Just as frightening is the potential for infection if you’re sweating and the wound gets dirty, he said.
“If someone has surgery and stitches, don’t get your heart rate up high for four or five days,” he says. “Let the tissue heal some.”
Most important, ask your doctor, and listen to the answer.
“You have to be specific,” he says. “If the doctor says, ‘I want you to rest for two weeks,’ ask what that means. ‘Does that mean I can’t go for a slow walk? Does it mean I can’t go light on the exercise bike or do light resistance training?’ ”
A stationary bike is often a go-to recommendation for Borowski, who tailors clients’ workouts based on what their doctors advise.
“It’s nonimpact in general, so you’re not getting a pounding like when you’re running,” he said. “You’re still using quads and hamstrings. It’s just a little different.”
Pilates instructor Marilyn Levitt will work with injured clients only after they have a doctor’s release. Often, they come to her to learn how to modify their workouts while they heal.
“Engaging in different types of exercise is so important,” said Levitt, owner of Core Pilates Dallas. “It’s tough being told you can’t run for a while. But that time could be used to strengthen other areas of the body.
“You can always do something else,” she said. “People who want to will find something they can do.”
Advised Blueitt: “There’s usually always something you can do to get your blood flowing and your heart rate up so you don’t have such a tough time recovering. You get better results after surgery if you can get that person moving again, but you want to make sure they’re not doing things to affect the area that needs rest.”
What he, Levitt and Borowski stress is the neck rule: If your illness is from the neck up, you’re probably OK to work out. “When I really won’t work with a client,” Levitt said, “is when they are sick with a fever or something in the chest.”

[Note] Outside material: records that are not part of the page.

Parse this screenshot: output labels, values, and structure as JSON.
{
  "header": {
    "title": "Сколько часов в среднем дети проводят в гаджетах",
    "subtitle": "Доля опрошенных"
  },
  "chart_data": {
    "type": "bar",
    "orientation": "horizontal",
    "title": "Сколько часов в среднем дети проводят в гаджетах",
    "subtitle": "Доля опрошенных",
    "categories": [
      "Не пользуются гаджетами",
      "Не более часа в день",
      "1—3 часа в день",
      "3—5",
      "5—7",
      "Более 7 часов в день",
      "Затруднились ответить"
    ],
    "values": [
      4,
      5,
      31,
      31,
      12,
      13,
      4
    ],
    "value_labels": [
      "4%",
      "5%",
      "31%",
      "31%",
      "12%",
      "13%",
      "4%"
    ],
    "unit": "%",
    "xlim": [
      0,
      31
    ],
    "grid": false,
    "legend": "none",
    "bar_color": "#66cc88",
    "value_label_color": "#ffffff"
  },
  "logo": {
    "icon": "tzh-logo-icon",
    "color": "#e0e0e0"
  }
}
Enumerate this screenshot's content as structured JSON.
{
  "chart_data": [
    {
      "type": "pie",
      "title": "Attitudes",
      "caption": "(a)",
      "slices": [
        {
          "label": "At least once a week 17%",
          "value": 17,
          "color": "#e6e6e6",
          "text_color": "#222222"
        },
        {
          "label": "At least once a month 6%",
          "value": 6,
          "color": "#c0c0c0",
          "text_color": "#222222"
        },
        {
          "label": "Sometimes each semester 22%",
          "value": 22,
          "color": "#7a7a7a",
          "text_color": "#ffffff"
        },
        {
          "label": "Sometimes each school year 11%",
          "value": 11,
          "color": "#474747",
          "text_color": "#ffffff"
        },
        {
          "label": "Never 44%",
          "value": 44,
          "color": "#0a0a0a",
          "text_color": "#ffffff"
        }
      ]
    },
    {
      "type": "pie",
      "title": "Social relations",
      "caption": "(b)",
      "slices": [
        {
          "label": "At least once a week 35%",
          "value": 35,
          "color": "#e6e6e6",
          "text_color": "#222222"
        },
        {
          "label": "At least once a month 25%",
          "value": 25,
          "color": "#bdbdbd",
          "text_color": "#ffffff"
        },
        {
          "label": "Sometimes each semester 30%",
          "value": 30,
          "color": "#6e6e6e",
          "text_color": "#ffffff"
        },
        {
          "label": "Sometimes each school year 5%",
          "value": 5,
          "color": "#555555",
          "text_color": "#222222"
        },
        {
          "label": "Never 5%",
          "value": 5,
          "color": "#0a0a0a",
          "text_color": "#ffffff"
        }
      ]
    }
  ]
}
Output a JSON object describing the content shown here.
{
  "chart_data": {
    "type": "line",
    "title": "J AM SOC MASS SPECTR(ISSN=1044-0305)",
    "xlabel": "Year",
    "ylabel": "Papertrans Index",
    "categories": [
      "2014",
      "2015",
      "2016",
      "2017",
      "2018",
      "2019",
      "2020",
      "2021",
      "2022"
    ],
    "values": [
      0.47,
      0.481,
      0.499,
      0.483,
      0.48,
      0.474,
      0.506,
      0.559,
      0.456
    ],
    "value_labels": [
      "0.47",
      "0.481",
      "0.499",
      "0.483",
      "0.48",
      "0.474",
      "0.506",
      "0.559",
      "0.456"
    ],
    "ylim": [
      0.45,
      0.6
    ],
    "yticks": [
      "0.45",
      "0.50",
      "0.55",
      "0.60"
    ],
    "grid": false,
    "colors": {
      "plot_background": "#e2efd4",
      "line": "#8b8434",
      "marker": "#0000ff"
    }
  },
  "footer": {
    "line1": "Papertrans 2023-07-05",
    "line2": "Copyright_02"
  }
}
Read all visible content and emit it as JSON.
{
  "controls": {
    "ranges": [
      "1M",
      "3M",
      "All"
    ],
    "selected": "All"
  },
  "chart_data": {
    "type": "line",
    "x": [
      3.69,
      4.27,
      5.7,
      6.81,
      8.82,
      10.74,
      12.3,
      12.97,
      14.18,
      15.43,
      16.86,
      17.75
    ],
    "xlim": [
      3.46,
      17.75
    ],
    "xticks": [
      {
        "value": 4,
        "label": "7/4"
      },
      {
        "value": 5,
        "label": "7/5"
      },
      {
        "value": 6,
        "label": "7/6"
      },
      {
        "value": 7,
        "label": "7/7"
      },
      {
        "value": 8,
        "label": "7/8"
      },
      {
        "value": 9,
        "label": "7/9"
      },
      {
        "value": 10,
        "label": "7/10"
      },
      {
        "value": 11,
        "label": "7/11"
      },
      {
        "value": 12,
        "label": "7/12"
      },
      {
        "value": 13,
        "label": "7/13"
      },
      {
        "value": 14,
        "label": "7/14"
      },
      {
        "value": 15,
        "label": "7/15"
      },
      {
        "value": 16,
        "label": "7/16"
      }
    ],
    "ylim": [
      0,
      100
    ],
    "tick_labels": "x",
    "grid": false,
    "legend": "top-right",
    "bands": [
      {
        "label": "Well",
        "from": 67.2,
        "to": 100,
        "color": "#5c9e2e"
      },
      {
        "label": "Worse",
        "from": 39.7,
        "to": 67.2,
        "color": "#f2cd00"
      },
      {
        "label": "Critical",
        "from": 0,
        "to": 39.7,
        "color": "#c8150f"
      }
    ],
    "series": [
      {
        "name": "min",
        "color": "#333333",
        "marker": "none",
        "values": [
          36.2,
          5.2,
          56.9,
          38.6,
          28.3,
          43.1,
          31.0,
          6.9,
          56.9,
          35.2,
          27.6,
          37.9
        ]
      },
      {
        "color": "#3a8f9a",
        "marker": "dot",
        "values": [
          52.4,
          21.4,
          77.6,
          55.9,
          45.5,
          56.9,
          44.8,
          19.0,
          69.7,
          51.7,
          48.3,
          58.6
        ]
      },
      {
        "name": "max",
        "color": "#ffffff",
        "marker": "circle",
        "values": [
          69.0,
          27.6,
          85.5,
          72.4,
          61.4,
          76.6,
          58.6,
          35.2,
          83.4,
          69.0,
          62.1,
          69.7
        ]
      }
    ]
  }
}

“Once you get a chest problem, be careful,” Blueitt said.
For people like O’Laughlin who work out regularly and worry about dropping their fitness level or gaining weight, he has encouraging words. First, if you’re in fairly good shape, “it will take a while to lose a substantial amount” of fitness and will be easier to get it back.
As far as weight, Blueitt said, yes, you may gain some. Once you start moving again, you’ll drop it.
Besides, he said, “Your body is working in overload to heal. So usually the caloric intake you don’t have to watch as much because you need those extra calories to help the body heal.”
O’Laughlin has been relieved to find that she didn’t gain weight. In fact, her post-surgery experience has had the opposite effect.
“It’s crazy because my first fear was that I’d start gaining weight,” she said. “Without even trying, I’ve lost about 3 pounds. I think even if I’m not getting my heart rate up with a cardio workout, I’m being so active with physical therapy that I’m burning more calories.
“I wouldn’t think sitting on my butt and moving my arm would burn calories, but apparently it does.”